22 février 2006

Blogue note : interview de Gunthar par moi-même : sous les verrous/ face aux verrous


Moi-même : Peut-être ouvrir un autre blogue encore, mais en limiter l'accès. C'est très faisable. Qu'en penses-tu, Gunthar?

Gunthar (assis dans une chaise pliante, dans un coin du net, boit la bouteille de whiskey irlandais que j'avais réservée à Dieu): Je me dis que ça pourrait être intéressant, et pratique de surcroît. Comme ça, je serai vraiment sûr que personne, ou presque, ne lit ce qui se passe ici. Et puis l'écriture sera alors sans doute plus proche de l'écriture sur papier, plus libre, comme dans un carnet que nul ne lit ou presque.

Un manuscrit énorme, 800 pages à vue de nez, soit l'ampleur d'un grand blogue de merde, brûle dans la cheminée. Gunthar se sert un grand verre.

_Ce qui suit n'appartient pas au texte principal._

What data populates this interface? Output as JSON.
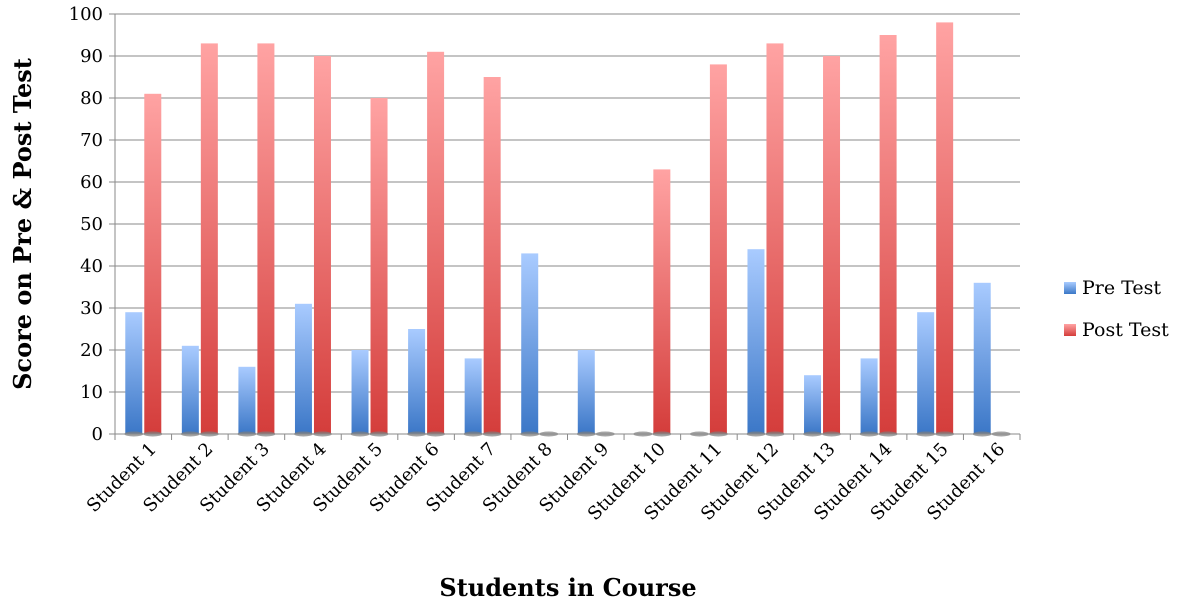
{
  "chart_data": {
    "type": "bar",
    "categories": [
      "Student 1",
      "Student 2",
      "Student 3",
      "Student 4",
      "Student 5",
      "Student 6",
      "Student 7",
      "Student 8",
      "Student 9",
      "Student 10",
      "Student 11",
      "Student 12",
      "Student 13",
      "Student 14",
      "Student 15",
      "Student 16"
    ],
    "series": [
      {
        "name": "Pre Test",
        "values": [
          29,
          21,
          16,
          31,
          20,
          25,
          18,
          43,
          20,
          0,
          0,
          44,
          14,
          18,
          29,
          36
        ],
        "color": "#4f86d0"
      },
      {
        "name": "Post Test",
        "values": [
          81,
          93,
          93,
          90,
          80,
          91,
          85,
          0,
          0,
          63,
          88,
          93,
          90,
          95,
          98,
          0
        ],
        "color": "#d94a47"
      }
    ],
    "title": "",
    "xlabel": "Students in Course",
    "ylabel": "Score on Pre & Post Test",
    "ylim": [
      0,
      100
    ],
    "yticks": [
      0,
      10,
      20,
      30,
      40,
      50,
      60,
      70,
      80,
      90,
      100
    ],
    "grid": true,
    "legend": "right"
  }
}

M-M: Ca irait à l'encontre de la bête et fondamentale liberté de l'internaute.

G: Oui. On n'est jamais libre de faire de toute façon. (Il boit son verre) Autant verrouiller un blogue, ouvrir un endroit verrouillé. Pour voir si je ne serais pas plus libre, libre de faire et de penser, sous les verrous ...

M-M: Non, Gunthar, tu te trompes.

G: Dis-moi en quoi? (il rote)

M-M: C'est eux que tu enfermeras, dehors, "face aux verrous" comme disait l'autre.

G: Alors ils comprendront que la liberté de faire, même ici, sur la toile, est une gageure.

M-M: Ah.

G: D'ailleurs, hier, j'ai vu l'Homme, l'abstrait dont parle la philosophie. (Gunthar est visiblement ivre) J'ai vu l'Homme et ses verrous. Il est tout sauf libre. Il ferait un merveilleux internaute, s'il avait un peu moins de ....

M-M: Moins de quoi?

G: Aucune importance. (Il regarde le plafond du net) J'aimerais mieux avoir des lecteurs vrais, avec un squelette sous leur chair. Cette bande d'aliénés qui ont tout de robots m'épuisent le cul. Tous plus pseudonymes les uns que les autres. Je me casse.

M-M: Où vas-tu?

G: Sous les verrous, mon cher.

Il part avec la bouteille. Il est déjà loin, l'animal. Ridicule, dans la chaise pliante, une dépouille décapitée d'internaute, d'homo sapiens blogus.